Interior Official Slams Agency

On Wednesday, September 13, the House Government Reform subcommittee on energy held a hearing to discuss how oil and gas companies got away with shortchanging American taxpayers on billions of dollars in royalties for drilling rights on publicly-owned property. These royalties are the government's second largest source of revenue, behind income tax.

In testimony before the committee, Earl E. Devaney, the Interior Department's inspector general, charged the department with "bureaucratic bungling" of oil and gas leases signed in the 1990s.

Devaney also criticized the Interior Department for other ethical misjudgments, mistakes, and cover-ups. "Ethics failures on the part of senior department officials — taking the form of appearances of impropriety, favoritism and bias — have been routinely dismissed with a promise 'not to do it again,'" Devaney said. "Simply stated, short of a crime, anything goes at the highest levels of the Department of the Interior."
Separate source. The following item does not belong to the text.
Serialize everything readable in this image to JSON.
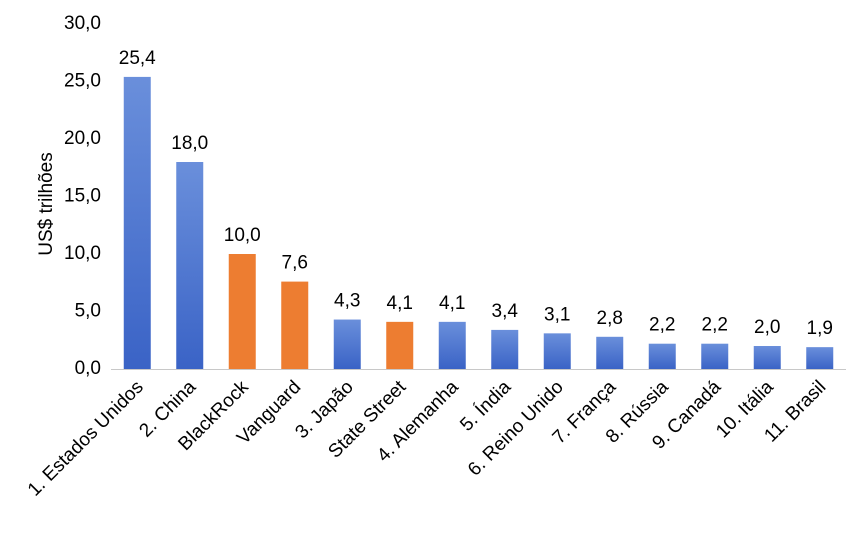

This comes as oil and gas companies continue to make enormous profits in a time of record-high gas prices.

NOW first reported on these royalty-avoidance tactics in a June 2006 show ("Crude Awakening"). The show also examined how members of Congress are being blamed for making sweetheart deals with Big Oil engineered to avoid the payment of royalties.

In May 2003, NOW investigated J. Stephen Griles, the former deputy secretary of the interior under President George W. Bush, who had also been a powerful lobbyist for the energy industry ("Revolving Door"). Griles resigned after being accused of inappropriately using his political position to benefit former clients.

In 2004, Delaney wrote that Mr. Griles was a "train wreck waiting to happen." During his testimony on Wednesday, Devaney expressed his strong disappointment that Griles' ethical breaches were dismissed or ignored by the Interior Department.

"I think the American taxpayers are losing billions of dollars," Kevin Gambrell, former director of the Federal Indian Minerals Office in Farmington, New Mexico, told NOW.